É relativamente normal que um tribunal constitucional nacional defenda os pressupostos do seu poder de jurisdição e do Estado (segundo uma visão clássica) cuja constituição nacional o justifica. Da mesma forma que não se poderia esperar, por exemplo, da jurisdição constitucional espanhola que, fácil e ligeiramente, reconhecesse a pretensão de alguns catalães à independência da Catalunha, desagregando o Estado/Reino constitucional espanhol, tal como existe atualmente. Também não devem as instituições e os órgãos da União (nomeadamente, o visado BCE), responder ou, de alguma forma, reconhecer alguma propriedade nas exigências (intimidação?!) do Tribunal Constitucional alemão. Aquela ou qualquer outra jurisdição alemã não têm competência para se pronunciarem sobre o direito europeu — só o Tribunal de Justiça da União o pode fazer e, sobre a mesma matéria e tal programa do BCE, este Tribunal já o fez em 11 de Dezembro de 2018, validando-o!

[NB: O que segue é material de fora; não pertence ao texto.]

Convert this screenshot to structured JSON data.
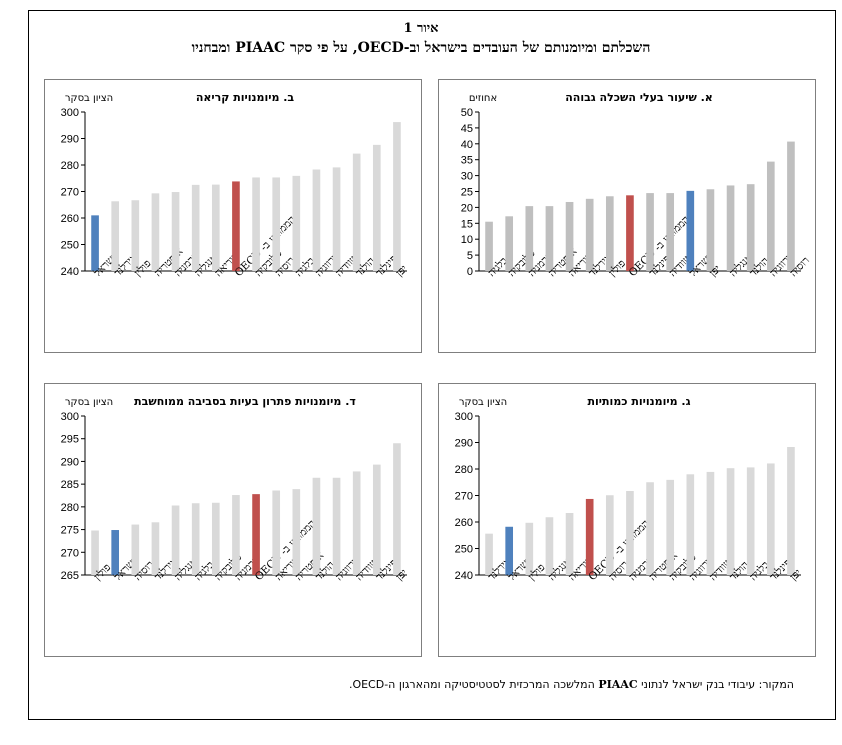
{
  "figure": {
    "number": "איור 1",
    "title": "השכלתם ומיומנותם של העובדים בישראל וב-OECD, על פי סקר PIAAC ומבחניו",
    "source_label": "המקור: עיבודי בנק ישראל לנתוני",
    "source_bold": "PIAAC",
    "source_rest": "המלשכה המרכזית לסטטיסטיקה ומהארגון ה-OECD."
  },
  "colors": {
    "bar": "#d9d9d9",
    "bar_dark": "#bfbfbf",
    "israel": "#4f81bd",
    "oecd": "#c0504d"
  },
  "chart_data": [
    {
      "id": "a",
      "type": "bar",
      "title": "א. שיעור בעלי השכלה גבוהה",
      "ylabel": "אחוזים",
      "ylim": [
        0,
        50
      ],
      "yticks": [
        0,
        5,
        10,
        15,
        20,
        25,
        30,
        35,
        40,
        45,
        50
      ],
      "grid": false,
      "categories": [
        "בלגיה",
        "סלובקיה",
        "גרמניה",
        "אוסטריה",
        "קוריאה",
        "אירלנד",
        "פולין",
        "הממוצע ב- OECD",
        "פינלנד",
        "שוודיה",
        "ישראל",
        "יפן",
        "אנגליה",
        "הולנד",
        "נורווגיה",
        "רוסיה"
      ],
      "values": [
        15.5,
        17.2,
        20.4,
        20.4,
        21.7,
        22.7,
        23.5,
        23.8,
        24.5,
        24.5,
        25.2,
        25.7,
        26.9,
        27.3,
        34.4,
        40.7
      ],
      "highlight": {
        "ישראל": "israel",
        "הממוצע ב- OECD": "oecd"
      }
    },
    {
      "id": "b",
      "type": "bar",
      "title": "ב. מיומנויות קריאה",
      "ylabel": "הציון בסקר",
      "ylim": [
        240,
        300
      ],
      "yticks": [
        240,
        250,
        260,
        270,
        280,
        290,
        300
      ],
      "grid": false,
      "categories": [
        "ישראל",
        "אירלנד",
        "פולין",
        "אוסטריה",
        "גרמניה",
        "אנגליה",
        "קוריאה",
        "הממוצע ב- OECD",
        "סלובקיה",
        "רוסיה",
        "בלגיה",
        "נורווגיה",
        "שוודיה",
        "הולנד",
        "פינלנד",
        "יפן"
      ],
      "values": [
        261,
        266.3,
        266.7,
        269.3,
        269.8,
        272.5,
        272.6,
        273.8,
        275.3,
        275.3,
        275.9,
        278.3,
        279.1,
        284.3,
        287.6,
        296.2
      ],
      "highlight": {
        "ישראל": "israel",
        "הממוצע ב- OECD": "oecd"
      }
    },
    {
      "id": "c",
      "type": "bar",
      "title": "ג. מיומנויות כמותיות",
      "ylabel": "הציון בסקר",
      "ylim": [
        240,
        300
      ],
      "yticks": [
        240,
        250,
        260,
        270,
        280,
        290,
        300
      ],
      "grid": false,
      "categories": [
        "אירלנד",
        "ישראל",
        "פולין",
        "אנגליה",
        "קוריאה",
        "הממוצע ב- OECD",
        "רוסיה",
        "גרמניה",
        "אוסטריה",
        "סלובקיה",
        "נורווגיה",
        "שוודיה",
        "הולנד",
        "בלגיה",
        "פינלנד",
        "יפן"
      ],
      "values": [
        255.6,
        258.2,
        259.7,
        261.8,
        263.4,
        268.7,
        270.1,
        271.7,
        275.0,
        275.9,
        278.0,
        278.9,
        280.3,
        280.6,
        282.1,
        288.3
      ],
      "highlight": {
        "ישראל": "israel",
        "הממוצע ב- OECD": "oecd"
      }
    },
    {
      "id": "d",
      "type": "bar",
      "title": "ד. מיומנויות פתרון בעיות בסביבה ממוחשבת",
      "ylabel": "הציון בסקר",
      "ylim": [
        265,
        300
      ],
      "yticks": [
        265,
        270,
        275,
        280,
        285,
        290,
        295,
        300
      ],
      "grid": false,
      "categories": [
        "פולין",
        "ישראל",
        "רוסיה",
        "אירלנד",
        "אנגליה",
        "בלגיה",
        "סלובקיה",
        "גרמניה",
        "הממוצע ב- OECD",
        "קוריאה",
        "אוסטריה",
        "הולנד",
        "נורווגיה",
        "שוודיה",
        "פינלנד",
        "יפן"
      ],
      "values": [
        274.8,
        274.9,
        276.1,
        276.6,
        280.3,
        280.8,
        280.9,
        282.6,
        282.8,
        283.6,
        283.9,
        286.4,
        286.4,
        287.8,
        289.3,
        294.0
      ],
      "highlight": {
        "ישראל": "israel",
        "הממוצע ב- OECD": "oecd"
      }
    }
  ]
}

Mas, independentemente da disputa jurídica e do já apelidado nacionalismo legal alemão, uma coisa parece evidente: num momento em que as instituições europeias avançam com planos para um mega fundo de recuperação da crise (sem precedentes) que vivemos, quando a digitalização avança velozmente e, impulsionada pela atual crise (vulgarização do teletrabalho, das relações digitais, etc), fará com que a “unidade de conta” territorial do Estado não seja mais prestável para resolver parte dos problemas com que nos confrontamos, a reafirmação desse nacionalismo legal parece ser, no mínimo, estranho. Só se poderá compreender, talvez, ou por razões culturais e geracionais dos próprios juízes de Karlsruhe ou pela permeabilidade daquele Tribunal às ondas de choque da política circunstancialmente dominante. Da “política caseira”, entenda-se, na medida em que falamos de política partidária interna, nacional, em confronto, neste caso, com o futuro do projeto europeu! Esse tipo de permeabilidade é, de resto, uma crítica por vezes repetida em relação aos tribunais constitucionais.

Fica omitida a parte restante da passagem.